Race and Children's Literature of the Gilded Age

Principal Investigator(s): 
D.B. Dowd, Washington University in St. Louis; Gerald Early, Washington University in St. Louis; Amanda Gailey, University of Nebraska

Race and Children's Literature of the Gilded Age is a newly established digital edition that will include scans and transcriptions of illustrated children's literature — including novels and popular culture materials — published in the U.S. between 1865 and 1913, two dates which provide racially significant bookends to the Gilded age, the former representing the formation of Reconstruction and the latter the foundation of the NAACP. RCLGA will allow researchers to examine how this body of literature and illustrations helped construct notions of race and childhood during a pivotal period in U.S. history.

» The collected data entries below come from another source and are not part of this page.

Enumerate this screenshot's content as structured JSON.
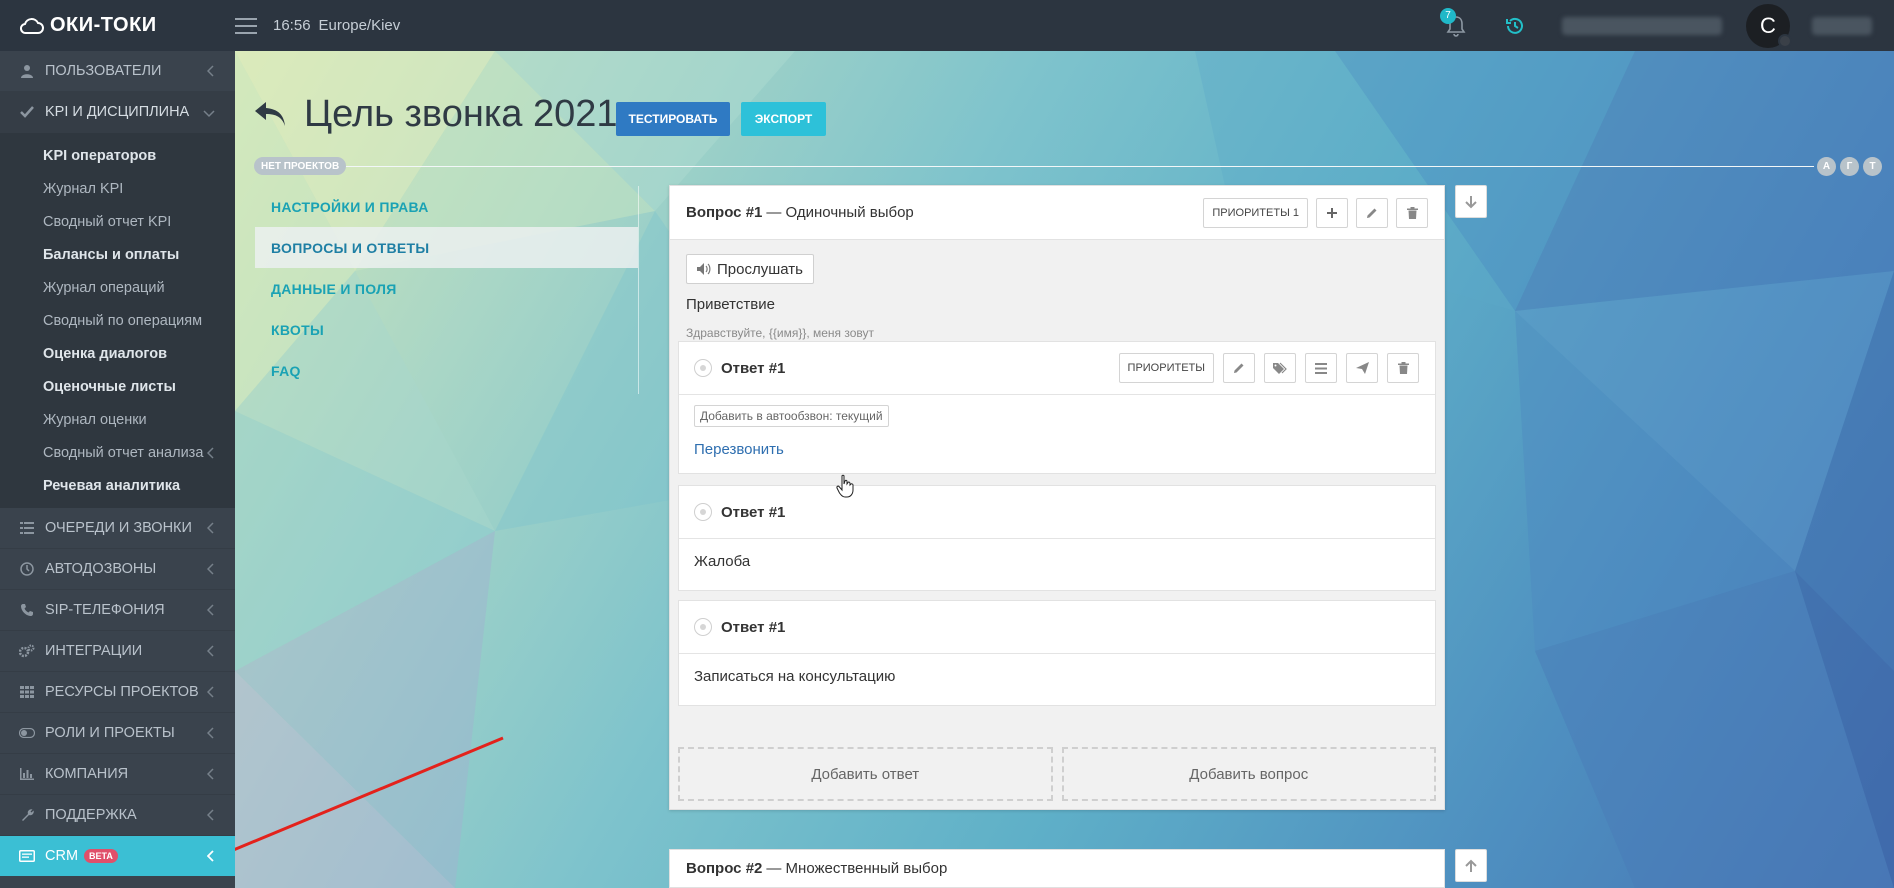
{
  "app": {
    "logo": "ОКИ-ТОКИ",
    "time": "16:56",
    "timezone": "Europe/Kiev",
    "notifications_count": "7",
    "avatar_letter": "C"
  },
  "sidebar": {
    "items": [
      {
        "label": "ПОЛЬЗОВАТЕЛИ"
      },
      {
        "label": "KPI И ДИСЦИПЛИНА"
      }
    ],
    "kpi_sub": [
      {
        "label": "KPI операторов"
      },
      {
        "label": "Журнал KPI"
      },
      {
        "label": "Сводный отчет KPI"
      },
      {
        "label": "Балансы и оплаты"
      },
      {
        "label": "Журнал операций"
      },
      {
        "label": "Сводный по операциям"
      },
      {
        "label": "Оценка диалогов"
      },
      {
        "label": "Оценочные листы"
      },
      {
        "label": "Журнал оценки"
      },
      {
        "label": "Сводный отчет анализа"
      },
      {
        "label": "Речевая аналитика"
      }
    ],
    "rest": [
      {
        "label": "ОЧЕРЕДИ И ЗВОНКИ"
      },
      {
        "label": "АВТОДОЗВОНЫ"
      },
      {
        "label": "SIP-ТЕЛЕФОНИЯ"
      },
      {
        "label": "ИНТЕГРАЦИИ"
      },
      {
        "label": "РЕСУРСЫ ПРОЕКТОВ"
      },
      {
        "label": "РОЛИ И ПРОЕКТЫ"
      },
      {
        "label": "КОМПАНИЯ"
      },
      {
        "label": "ПОДДЕРЖКА"
      }
    ],
    "crm": {
      "label": "CRM",
      "badge": "BETA"
    }
  },
  "header": {
    "title": "Цель звонка 2021",
    "test_button": "ТЕСТИРОВАТЬ",
    "export_button": "ЭКСПОРТ",
    "projects_pill": "НЕТ ПРОЕКТОВ",
    "letters": [
      "А",
      "Г",
      "Т"
    ]
  },
  "tabs": [
    {
      "label": "НАСТРОЙКИ И ПРАВА"
    },
    {
      "label": "ВОПРОСЫ И ОТВЕТЫ"
    },
    {
      "label": "ДАННЫЕ И ПОЛЯ"
    },
    {
      "label": "КВОТЫ"
    },
    {
      "label": "FAQ"
    }
  ],
  "question1": {
    "number": "Вопрос #1",
    "type": "— Одиночный выбор",
    "priorities_button": "ПРИОРИТЕТЫ 1",
    "listen_button": "Прослушать",
    "title": "Приветствие",
    "text": "Здравствуйте, {{имя}}, меня зовут",
    "answers": [
      {
        "label": "Ответ #1",
        "priorities_button": "ПРИОРИТЕТЫ",
        "tag": "Добавить в автообзвон: текущий",
        "link": "Перезвонить"
      },
      {
        "label": "Ответ #1",
        "body": "Жалоба"
      },
      {
        "label": "Ответ #1",
        "body": "Записаться на консультацию"
      }
    ],
    "add_answer": "Добавить ответ",
    "add_question": "Добавить вопрос"
  },
  "question2": {
    "number": "Вопрос #2",
    "type": "— Множественный выбор"
  }
}
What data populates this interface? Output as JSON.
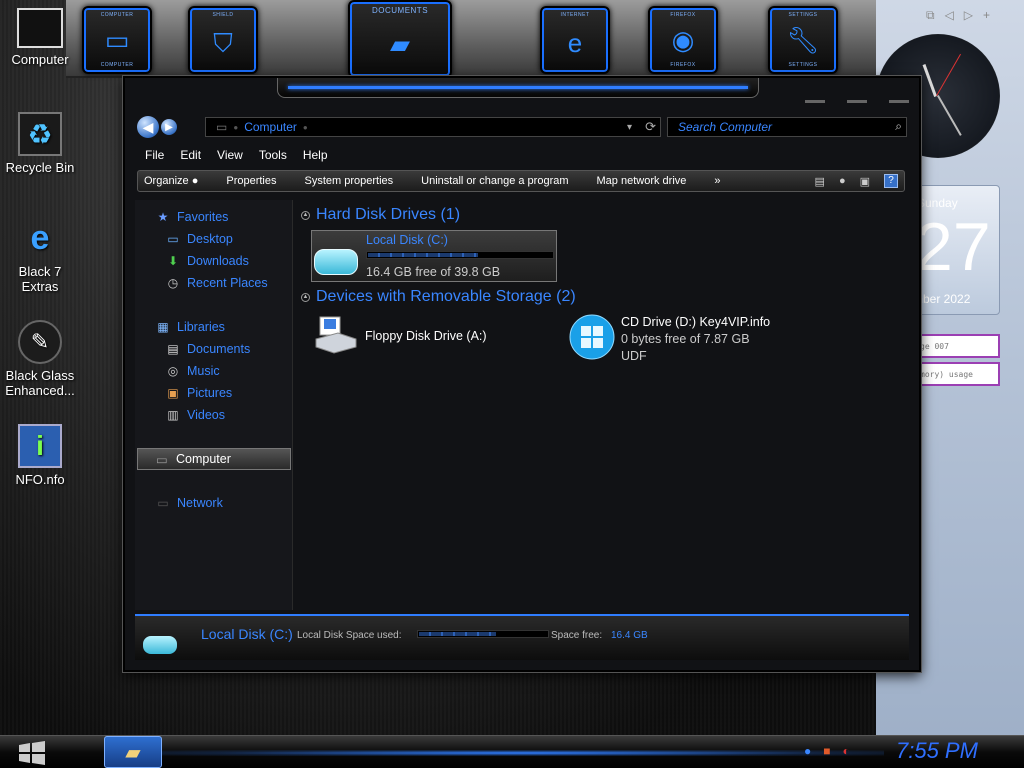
{
  "dock": {
    "items": [
      {
        "top_label": "COMPUTER",
        "bottom_label": "COMPUTER",
        "icon": "monitor-icon"
      },
      {
        "top_label": "SHIELD",
        "bottom_label": "",
        "icon": "shield-icon"
      },
      {
        "top_label": "DOCUMENTS",
        "bottom_label": "",
        "icon": "folder-icon"
      },
      {
        "top_label": "INTERNET",
        "bottom_label": "",
        "icon": "ie-icon"
      },
      {
        "top_label": "FIREFOX",
        "bottom_label": "FIREFOX",
        "icon": "firefox-icon"
      },
      {
        "top_label": "SETTINGS",
        "bottom_label": "SETTINGS",
        "icon": "wrench-icon"
      }
    ]
  },
  "desktop": {
    "icons": [
      {
        "label": "Computer",
        "icon": "computer-icon"
      },
      {
        "label": "Recycle Bin",
        "icon": "recycle-bin-icon"
      },
      {
        "label": "Black 7 Extras",
        "icon": "ie-icon"
      },
      {
        "label": "Black Glass Enhanced...",
        "icon": "brush-icon"
      },
      {
        "label": "NFO.nfo",
        "icon": "info-icon"
      }
    ]
  },
  "gadgets": {
    "calendar": {
      "day": "Sunday",
      "date": "27",
      "month": "mber 2022"
    },
    "meters": [
      "ge 007",
      "mory) usage"
    ]
  },
  "window": {
    "address": {
      "location": "Computer"
    },
    "search": {
      "placeholder": "Search Computer"
    },
    "menu": [
      "File",
      "Edit",
      "View",
      "Tools",
      "Help"
    ],
    "toolbar": [
      "Organize",
      "Properties",
      "System properties",
      "Uninstall or change a program",
      "Map network drive",
      "»"
    ],
    "nav": {
      "favorites": "Favorites",
      "desktop": "Desktop",
      "downloads": "Downloads",
      "recent": "Recent Places",
      "libraries": "Libraries",
      "documents": "Documents",
      "music": "Music",
      "pictures": "Pictures",
      "videos": "Videos",
      "computer": "Computer",
      "network": "Network"
    },
    "groups": {
      "hdd": "Hard Disk Drives (1)",
      "removable": "Devices with Removable Storage (2)"
    },
    "local_disk": {
      "name": "Local Disk (C:)",
      "free_text": "16.4 GB free of 39.8 GB",
      "used_fraction": 0.59
    },
    "floppy": {
      "name": "Floppy Disk Drive (A:)"
    },
    "cd": {
      "name": "CD Drive (D:) Key4VIP.info",
      "free_text": "0 bytes free of 7.87 GB",
      "fs": "UDF"
    },
    "details": {
      "name": "Local Disk (C:)",
      "space_used_label": "Local Disk Space used:",
      "space_free_label": "Space free:",
      "space_free_value": "16.4 GB"
    }
  },
  "taskbar": {
    "time": "7:55 PM"
  },
  "colors": {
    "accent": "#3a86ff",
    "window_bg": "#111215"
  }
}
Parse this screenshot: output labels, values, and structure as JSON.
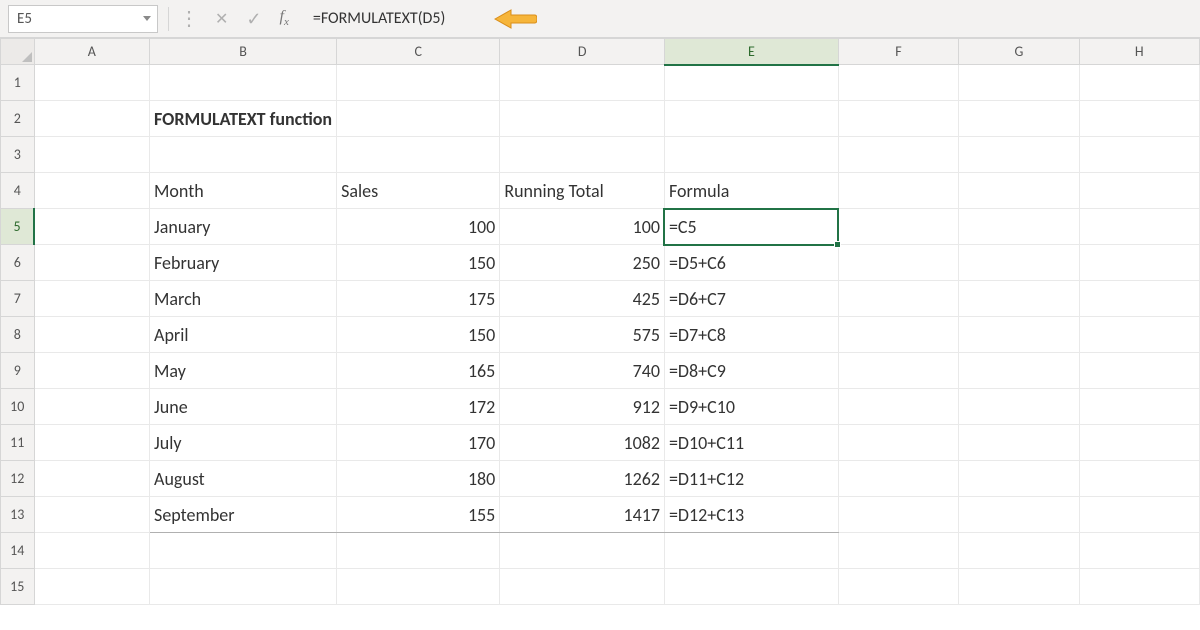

RCLGA is organized around particular authors' work. The first is Joel Chandler Harris, famous for his purportedly scholarly documentation of African American folk tales, and the project will eventually grow to encompass several more authors of racially interesting children's literature during the period. Editorial attention will be especially focused on illustrations, both because these occupy a central place in the universe of children's literature and because the period is a pivotal one for the commercial illustration trade. New technological means of low-cost reproduction made possible the mass distribution of illustrated work (in newspapers, books), and Gilded Age children's literature provides a view of the graphic vocabulary in development as the industry took flight.

Because of the controversial nature of these works and the variety of audiences the edition may draw, the editors plan to provide multiple methods of access to the editions. One track would be geared toward elementary schoolers and their teachers, another toward high schoolers, and one, of course, for scholarly readers, each with its own level and kind of editorial intervention.

The technical ambitions of the project are to publish an electronic scholarly edition with rich facilities for representing, searching, and reading the text, for exploring and studying images of the books themselves, and for providing a coherent project interface that will serve each of the intended audiences.